Lampenfieber, ja auch das kennt Tatjana Lengel. Aber das sei ganz normal. „Sobald ich in meinem Element bin, ist das weg“, sagt sie. Patzer gab es freilich schon, doch dann müsse man halt improvisieren. Etwa dann, wenn sie beim falschen Stichwort viel zu früh auf die Bühne kommt, was schon mal passieren könne. Stimmbildung, den richtigen Ton treffen, das alles habe sie sich schon während ihrer zeit auf der Naturbühne angeeignet.
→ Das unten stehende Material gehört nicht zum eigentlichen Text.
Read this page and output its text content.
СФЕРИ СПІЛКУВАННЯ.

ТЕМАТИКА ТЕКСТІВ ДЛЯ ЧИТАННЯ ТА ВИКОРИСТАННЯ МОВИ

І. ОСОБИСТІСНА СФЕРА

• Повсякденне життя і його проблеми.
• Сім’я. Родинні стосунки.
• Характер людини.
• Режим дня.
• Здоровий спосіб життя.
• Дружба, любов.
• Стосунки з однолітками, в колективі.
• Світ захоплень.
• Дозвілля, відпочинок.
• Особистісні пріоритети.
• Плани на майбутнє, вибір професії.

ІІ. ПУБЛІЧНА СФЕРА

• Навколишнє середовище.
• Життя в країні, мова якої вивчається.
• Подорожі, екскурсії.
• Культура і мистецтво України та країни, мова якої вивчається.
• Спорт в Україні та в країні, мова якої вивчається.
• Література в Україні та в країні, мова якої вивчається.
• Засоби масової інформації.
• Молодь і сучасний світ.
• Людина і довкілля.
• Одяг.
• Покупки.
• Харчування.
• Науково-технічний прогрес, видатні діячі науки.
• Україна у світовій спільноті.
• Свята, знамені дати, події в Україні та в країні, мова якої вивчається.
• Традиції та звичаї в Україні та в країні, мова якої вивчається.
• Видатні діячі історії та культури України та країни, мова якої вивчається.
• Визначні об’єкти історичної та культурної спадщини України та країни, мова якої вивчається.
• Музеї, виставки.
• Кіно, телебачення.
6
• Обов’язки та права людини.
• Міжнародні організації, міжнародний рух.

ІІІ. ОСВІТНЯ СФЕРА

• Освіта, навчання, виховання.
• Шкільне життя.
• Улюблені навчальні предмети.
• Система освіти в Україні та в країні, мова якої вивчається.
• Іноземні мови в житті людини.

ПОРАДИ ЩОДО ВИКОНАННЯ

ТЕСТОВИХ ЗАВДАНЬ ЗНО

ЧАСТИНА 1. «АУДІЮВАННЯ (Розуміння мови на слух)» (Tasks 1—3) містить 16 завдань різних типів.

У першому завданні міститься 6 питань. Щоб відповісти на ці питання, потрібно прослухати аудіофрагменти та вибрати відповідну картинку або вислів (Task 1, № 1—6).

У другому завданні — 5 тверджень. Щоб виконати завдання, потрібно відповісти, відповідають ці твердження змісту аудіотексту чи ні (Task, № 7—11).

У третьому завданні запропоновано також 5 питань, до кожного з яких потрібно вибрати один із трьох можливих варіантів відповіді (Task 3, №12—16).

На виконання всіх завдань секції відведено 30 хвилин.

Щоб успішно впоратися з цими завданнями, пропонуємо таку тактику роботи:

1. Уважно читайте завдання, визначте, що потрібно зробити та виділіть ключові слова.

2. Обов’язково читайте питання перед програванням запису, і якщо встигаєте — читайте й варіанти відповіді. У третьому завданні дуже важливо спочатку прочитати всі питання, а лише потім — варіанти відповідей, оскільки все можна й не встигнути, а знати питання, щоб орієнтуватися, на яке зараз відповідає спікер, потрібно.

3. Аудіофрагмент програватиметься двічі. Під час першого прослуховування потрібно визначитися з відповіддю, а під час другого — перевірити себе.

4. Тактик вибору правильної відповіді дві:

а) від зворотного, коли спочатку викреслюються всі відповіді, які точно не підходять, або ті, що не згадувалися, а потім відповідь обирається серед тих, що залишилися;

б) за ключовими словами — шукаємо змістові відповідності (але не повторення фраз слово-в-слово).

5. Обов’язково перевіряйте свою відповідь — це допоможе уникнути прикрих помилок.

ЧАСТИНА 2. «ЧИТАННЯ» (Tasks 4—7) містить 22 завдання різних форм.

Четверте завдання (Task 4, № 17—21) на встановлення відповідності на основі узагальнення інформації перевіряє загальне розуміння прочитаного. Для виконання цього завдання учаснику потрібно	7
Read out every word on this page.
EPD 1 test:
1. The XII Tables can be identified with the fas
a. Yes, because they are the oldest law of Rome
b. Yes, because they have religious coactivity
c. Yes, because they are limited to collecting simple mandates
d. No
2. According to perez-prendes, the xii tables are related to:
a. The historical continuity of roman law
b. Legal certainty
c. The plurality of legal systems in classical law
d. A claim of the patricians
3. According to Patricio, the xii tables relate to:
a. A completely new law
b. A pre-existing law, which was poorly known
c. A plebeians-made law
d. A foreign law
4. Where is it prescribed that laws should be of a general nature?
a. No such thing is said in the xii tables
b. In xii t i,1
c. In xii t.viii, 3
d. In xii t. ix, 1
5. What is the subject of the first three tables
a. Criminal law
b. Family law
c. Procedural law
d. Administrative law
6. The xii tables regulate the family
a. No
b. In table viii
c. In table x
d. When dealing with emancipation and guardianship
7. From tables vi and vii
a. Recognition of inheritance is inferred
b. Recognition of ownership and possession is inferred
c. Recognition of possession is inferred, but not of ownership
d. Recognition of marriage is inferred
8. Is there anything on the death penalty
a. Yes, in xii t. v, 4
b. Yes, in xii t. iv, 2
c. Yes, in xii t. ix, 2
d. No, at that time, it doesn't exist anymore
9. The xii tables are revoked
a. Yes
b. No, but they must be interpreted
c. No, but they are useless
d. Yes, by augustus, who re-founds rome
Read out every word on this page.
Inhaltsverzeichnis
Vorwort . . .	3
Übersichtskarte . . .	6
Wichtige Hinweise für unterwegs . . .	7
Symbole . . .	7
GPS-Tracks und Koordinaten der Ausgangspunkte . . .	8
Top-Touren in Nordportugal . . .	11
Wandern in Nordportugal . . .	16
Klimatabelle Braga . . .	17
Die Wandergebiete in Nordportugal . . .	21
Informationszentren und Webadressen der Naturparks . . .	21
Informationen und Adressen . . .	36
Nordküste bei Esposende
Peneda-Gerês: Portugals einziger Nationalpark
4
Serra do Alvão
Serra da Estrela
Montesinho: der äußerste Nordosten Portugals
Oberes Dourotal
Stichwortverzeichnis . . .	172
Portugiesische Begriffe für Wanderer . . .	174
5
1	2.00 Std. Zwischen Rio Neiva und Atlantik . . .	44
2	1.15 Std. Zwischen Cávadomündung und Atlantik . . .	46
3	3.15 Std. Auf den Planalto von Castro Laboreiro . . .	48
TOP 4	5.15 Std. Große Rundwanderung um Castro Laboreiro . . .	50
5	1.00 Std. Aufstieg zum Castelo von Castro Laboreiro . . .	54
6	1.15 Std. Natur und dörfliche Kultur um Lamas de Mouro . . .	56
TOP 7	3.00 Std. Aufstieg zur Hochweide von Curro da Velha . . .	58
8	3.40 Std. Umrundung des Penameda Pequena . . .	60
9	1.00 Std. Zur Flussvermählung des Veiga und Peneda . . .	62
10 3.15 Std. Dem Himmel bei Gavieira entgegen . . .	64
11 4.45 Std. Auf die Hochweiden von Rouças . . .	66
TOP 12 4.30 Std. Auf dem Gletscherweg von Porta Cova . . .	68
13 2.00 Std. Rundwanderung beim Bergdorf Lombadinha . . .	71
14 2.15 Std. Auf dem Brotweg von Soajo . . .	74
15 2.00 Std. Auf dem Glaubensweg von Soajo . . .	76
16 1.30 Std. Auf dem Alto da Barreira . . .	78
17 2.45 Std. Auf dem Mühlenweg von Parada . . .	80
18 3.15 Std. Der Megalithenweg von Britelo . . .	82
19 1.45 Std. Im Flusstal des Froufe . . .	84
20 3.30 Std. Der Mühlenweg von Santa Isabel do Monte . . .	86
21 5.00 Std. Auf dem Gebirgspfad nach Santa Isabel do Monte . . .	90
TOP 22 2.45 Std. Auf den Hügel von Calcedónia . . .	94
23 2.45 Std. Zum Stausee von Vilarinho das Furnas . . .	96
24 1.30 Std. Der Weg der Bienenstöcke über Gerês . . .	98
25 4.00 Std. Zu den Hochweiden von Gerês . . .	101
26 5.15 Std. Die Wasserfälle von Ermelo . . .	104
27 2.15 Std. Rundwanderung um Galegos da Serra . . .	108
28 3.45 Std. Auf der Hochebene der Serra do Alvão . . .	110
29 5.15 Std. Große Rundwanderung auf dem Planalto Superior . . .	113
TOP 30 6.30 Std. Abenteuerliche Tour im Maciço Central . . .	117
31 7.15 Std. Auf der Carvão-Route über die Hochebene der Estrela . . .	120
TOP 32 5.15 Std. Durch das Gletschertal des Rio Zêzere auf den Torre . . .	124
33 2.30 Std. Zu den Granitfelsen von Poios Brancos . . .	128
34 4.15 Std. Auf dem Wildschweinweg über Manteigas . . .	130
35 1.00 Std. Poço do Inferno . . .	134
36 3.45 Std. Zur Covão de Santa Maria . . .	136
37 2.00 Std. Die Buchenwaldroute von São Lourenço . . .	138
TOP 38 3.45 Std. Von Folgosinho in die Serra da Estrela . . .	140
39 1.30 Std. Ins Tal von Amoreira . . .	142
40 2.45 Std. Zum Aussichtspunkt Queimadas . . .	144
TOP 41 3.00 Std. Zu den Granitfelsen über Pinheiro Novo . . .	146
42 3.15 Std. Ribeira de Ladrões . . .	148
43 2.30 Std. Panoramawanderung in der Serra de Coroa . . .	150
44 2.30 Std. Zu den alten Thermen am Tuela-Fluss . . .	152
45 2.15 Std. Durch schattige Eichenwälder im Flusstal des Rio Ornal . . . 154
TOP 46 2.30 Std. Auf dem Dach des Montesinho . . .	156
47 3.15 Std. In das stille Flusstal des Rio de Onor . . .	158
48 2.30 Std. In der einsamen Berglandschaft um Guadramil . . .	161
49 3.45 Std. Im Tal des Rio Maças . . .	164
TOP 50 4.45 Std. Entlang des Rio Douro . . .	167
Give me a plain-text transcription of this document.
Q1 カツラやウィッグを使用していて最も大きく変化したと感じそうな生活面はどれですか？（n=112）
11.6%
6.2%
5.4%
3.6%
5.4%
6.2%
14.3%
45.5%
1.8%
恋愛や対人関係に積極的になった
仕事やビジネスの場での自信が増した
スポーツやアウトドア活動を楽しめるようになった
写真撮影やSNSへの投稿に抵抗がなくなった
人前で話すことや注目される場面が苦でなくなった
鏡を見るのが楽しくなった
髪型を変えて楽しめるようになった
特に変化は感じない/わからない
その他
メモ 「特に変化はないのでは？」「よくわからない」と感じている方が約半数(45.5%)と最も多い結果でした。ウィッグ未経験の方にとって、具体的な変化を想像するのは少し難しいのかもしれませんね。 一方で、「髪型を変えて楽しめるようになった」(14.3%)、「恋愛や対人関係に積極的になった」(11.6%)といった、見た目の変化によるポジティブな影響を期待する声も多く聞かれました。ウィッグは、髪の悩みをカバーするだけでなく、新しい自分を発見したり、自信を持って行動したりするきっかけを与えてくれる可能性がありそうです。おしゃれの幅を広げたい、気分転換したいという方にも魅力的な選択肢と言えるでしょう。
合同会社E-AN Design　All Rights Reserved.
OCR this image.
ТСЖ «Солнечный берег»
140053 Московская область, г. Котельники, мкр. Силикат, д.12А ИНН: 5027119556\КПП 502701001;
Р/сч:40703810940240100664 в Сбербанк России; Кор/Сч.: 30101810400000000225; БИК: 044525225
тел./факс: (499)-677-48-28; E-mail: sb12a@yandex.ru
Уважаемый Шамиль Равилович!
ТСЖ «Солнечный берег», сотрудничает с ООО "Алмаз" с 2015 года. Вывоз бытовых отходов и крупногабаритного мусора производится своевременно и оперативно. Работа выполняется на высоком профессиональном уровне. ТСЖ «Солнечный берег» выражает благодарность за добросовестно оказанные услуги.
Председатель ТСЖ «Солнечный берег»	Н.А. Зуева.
Trotzdem helfe auch der eine oder andere Workshop immer mal weiter, wenn es darum geht, sich zu verbessern.

„Eigentlich sind wir fast immer ausverkauft“, sagt Tatjana Lengel. Die Turnhalle hat immerhin 120 Plätze und die nächste Produktion steht sieben Mal auf dem Programm. Interessant sei dabei auch, dass geschätzt nur etwa 30 Prozent der Besucher aus Marktschorgast kommen.

Das neue Stück „Ladysitter“ von Bernd Spehling hat am 5. April 2024 im ASV-Sportheim Premiere. Weitere Aufführungen gibt es am 6., 12., 13., 19., 20. und am 27. April. Beginn ist jeweils um 20 Uhr.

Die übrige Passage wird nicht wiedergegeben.